“I put you, O Fin, under bonds of heavy enchantment to be my husband till a shovel puts seven of its fulls of earth on your head.”

“Soften the sentence, good woman,” said Fin; “for this cannot be.”

“The gad may tighten on my throat if I do,” said the woman; “for you did not soften your sentence on me.”

“Do you stop here,” said Fin to the woman, “till I give my men the steeds, tell them how I am, and return. But where are the steeds?”

“If I was bound by sentence to bring you the steeds, I was not bound to keep them.”

Fin went his way to Parcnagri, where the Fenians were waiting, and though dinner was ready, no man tasted it from that day to this.

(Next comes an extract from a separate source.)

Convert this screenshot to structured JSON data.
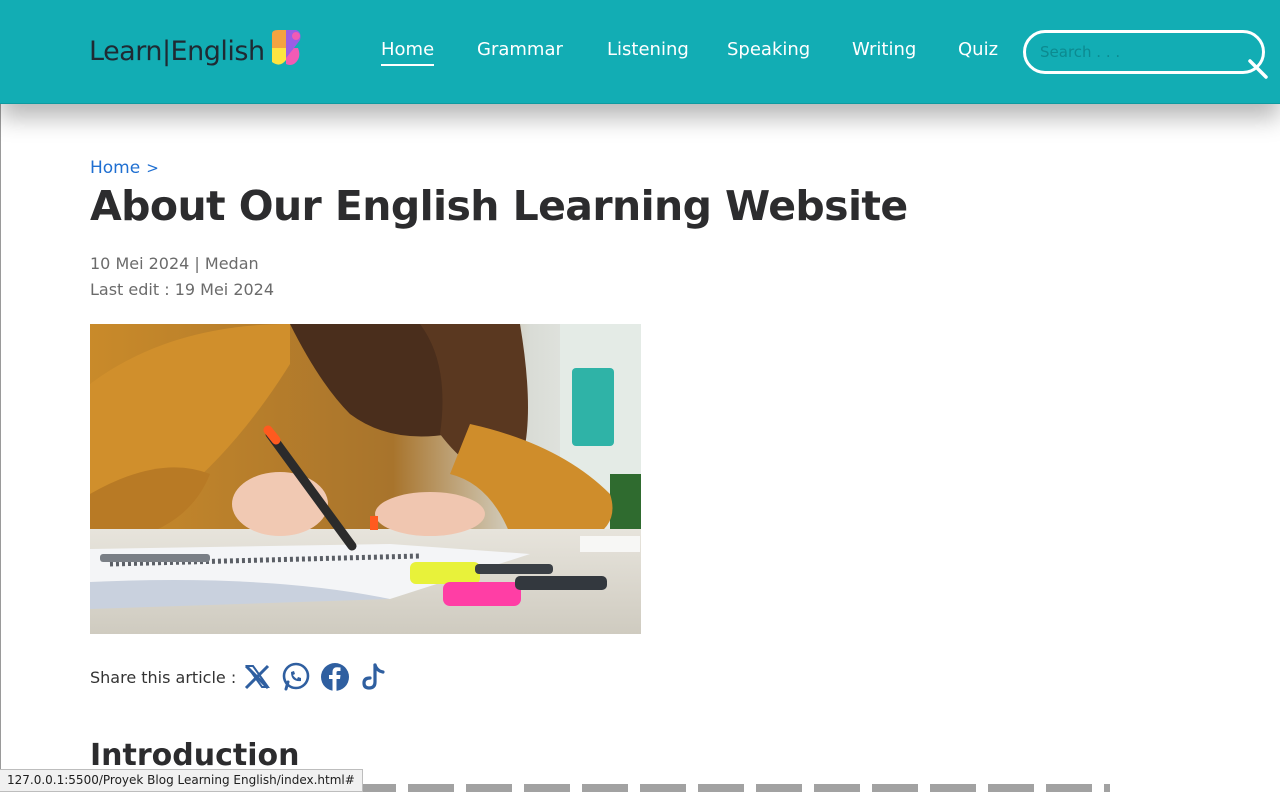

Fin posted his men on watch at various harbors, left Dyeermud on Beann Dyeermud (Dyeermud’s peak), just above the harbor of Ard na Conye, and went to the woman. She took his hand; they sprang together, and came down in the woman’s boat, which was four miles from land.

The woman weighed anchor, raised sails, and never stopped ploughing the weighty sea till she came to the White Nation in the Eastern World, where her father was king. She entered the harbor, cast anchor, and landed.

“When you were at home,” said the woman to Fin, “you were Chief of the Fenians of Erin, and held in great honor; I will not that men in this kingdom belittle you, and I am the king’s only daughter. From the place where we are standing to my father’s castle there is a narrow and a short path. I’ll hasten forward on that. There is another way, a broad and long one; do you choose that. I fear that for you there will not be suitable seat and a place in the castle, unless I am there to prepare it before you.”